In the ARTEMIS-UC phase 2 trial, a 12-week double-blind, placebo-controlled trial, patients with moderate to severely active UC who had failed conventional or advance therapy were assigned to either PRA023 (n=68) or placebo (n=67). According to topline results, 26.5% of patients given PRA023 reached the primary endpoint of clinical remission vs. 1.5% of patients on placebo at 12 weeks. Additionally, 36.8% on PRA023 reached endoscopic improvement vs. 6% on placebo.

The second phase 2 trial assessing PRA023, APOLLO-CD, was a 12-week open-label study of 55 patients with moderate-to-severely CD with endoscopically active disease who had failed conventional or biologic therapy. According to topline results, 26% of patients who received PRA023 achieved endoscopic response and 49.1% achieved clinical remission rates vs. prespecified historical placebo rates. PRA023 significantly reduced multiple inflammation and fibrosis markers, topline data showed.

In both studies, PRA023 was well tolerated, with no treatment-emergent serious adverse events or adverse events were reported. Of note, COVID-19 was the only adverse event reported a higher frequency in patients treated with PRA023 vs. placebo (5 vs. 3) in the ARTEMIS-UC trial.

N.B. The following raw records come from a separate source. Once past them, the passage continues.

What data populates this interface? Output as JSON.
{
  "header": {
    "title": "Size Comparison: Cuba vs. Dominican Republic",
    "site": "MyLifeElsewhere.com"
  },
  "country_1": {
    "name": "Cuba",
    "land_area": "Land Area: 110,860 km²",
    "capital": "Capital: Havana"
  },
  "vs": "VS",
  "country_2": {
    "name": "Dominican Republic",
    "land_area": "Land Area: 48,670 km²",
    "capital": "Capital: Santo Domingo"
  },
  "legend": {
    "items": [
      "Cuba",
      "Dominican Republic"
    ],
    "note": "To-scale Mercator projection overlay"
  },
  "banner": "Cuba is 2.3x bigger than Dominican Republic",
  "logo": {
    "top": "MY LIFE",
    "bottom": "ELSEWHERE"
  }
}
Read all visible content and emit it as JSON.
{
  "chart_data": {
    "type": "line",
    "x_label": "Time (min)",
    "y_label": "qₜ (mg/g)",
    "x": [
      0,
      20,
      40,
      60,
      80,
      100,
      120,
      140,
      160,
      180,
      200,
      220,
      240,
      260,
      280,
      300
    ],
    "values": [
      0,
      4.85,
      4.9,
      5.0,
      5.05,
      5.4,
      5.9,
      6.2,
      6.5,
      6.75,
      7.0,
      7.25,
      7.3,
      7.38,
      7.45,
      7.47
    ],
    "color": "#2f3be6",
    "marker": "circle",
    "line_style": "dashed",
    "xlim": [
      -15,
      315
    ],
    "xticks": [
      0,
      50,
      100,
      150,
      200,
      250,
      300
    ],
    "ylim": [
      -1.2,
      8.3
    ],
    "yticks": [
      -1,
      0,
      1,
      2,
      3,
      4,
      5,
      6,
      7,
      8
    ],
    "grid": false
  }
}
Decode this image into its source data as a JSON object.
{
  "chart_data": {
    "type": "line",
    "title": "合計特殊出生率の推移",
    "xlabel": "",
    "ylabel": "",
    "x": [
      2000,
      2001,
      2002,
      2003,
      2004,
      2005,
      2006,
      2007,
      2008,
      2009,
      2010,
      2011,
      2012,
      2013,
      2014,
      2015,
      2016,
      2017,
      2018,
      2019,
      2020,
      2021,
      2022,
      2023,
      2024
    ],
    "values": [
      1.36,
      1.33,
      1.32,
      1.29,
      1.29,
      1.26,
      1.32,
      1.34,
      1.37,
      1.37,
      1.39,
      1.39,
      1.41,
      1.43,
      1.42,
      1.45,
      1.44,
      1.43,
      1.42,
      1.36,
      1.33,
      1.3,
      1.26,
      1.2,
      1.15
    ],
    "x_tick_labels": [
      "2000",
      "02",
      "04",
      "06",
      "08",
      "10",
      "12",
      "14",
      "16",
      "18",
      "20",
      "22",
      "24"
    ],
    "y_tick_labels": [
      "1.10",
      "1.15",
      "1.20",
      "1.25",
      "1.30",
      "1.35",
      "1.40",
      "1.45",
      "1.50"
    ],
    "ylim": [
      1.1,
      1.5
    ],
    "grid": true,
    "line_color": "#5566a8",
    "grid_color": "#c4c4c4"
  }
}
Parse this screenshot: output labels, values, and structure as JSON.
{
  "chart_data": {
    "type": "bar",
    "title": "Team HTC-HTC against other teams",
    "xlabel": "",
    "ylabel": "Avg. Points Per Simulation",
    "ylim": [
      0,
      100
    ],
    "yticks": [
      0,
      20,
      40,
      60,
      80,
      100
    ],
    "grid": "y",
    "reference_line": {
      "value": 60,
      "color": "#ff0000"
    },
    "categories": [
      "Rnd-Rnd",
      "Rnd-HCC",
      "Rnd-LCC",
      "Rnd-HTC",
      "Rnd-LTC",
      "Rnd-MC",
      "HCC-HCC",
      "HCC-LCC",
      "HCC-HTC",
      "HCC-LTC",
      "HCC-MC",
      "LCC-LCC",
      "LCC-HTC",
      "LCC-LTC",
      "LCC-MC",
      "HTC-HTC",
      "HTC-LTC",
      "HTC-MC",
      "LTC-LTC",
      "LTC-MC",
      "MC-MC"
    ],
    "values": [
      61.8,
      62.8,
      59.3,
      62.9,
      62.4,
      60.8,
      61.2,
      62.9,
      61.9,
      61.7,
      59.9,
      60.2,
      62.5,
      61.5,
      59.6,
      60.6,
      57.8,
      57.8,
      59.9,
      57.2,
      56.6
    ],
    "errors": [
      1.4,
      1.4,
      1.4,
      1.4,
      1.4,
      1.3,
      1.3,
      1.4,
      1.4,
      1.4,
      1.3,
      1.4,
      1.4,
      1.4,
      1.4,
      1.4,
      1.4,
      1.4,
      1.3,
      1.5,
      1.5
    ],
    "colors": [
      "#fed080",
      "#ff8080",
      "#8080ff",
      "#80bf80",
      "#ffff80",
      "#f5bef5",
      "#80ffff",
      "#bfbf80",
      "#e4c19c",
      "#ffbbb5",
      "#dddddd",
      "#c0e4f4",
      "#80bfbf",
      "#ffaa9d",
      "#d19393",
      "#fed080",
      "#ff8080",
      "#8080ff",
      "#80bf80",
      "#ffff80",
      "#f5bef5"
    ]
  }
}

“PRA023 has clearly demonstrated clinical proof-of-concept in CD and remarkable efficacy for the treatment of UC,” Allison Luo, MD, chief medical officer at Prometheus Biosciences, said in the release. “We are grateful to all of our investigators and patients for their participation and look forward to further evaluating PRA023 in phase 3 studies with the goal of bringing this promising candidate to the market.”

Based on these results, Prometheus intends to proceed with pivotal development for PRA023 in 2023. The company noted that the full data sets will be presented during an upcoming medical meeting.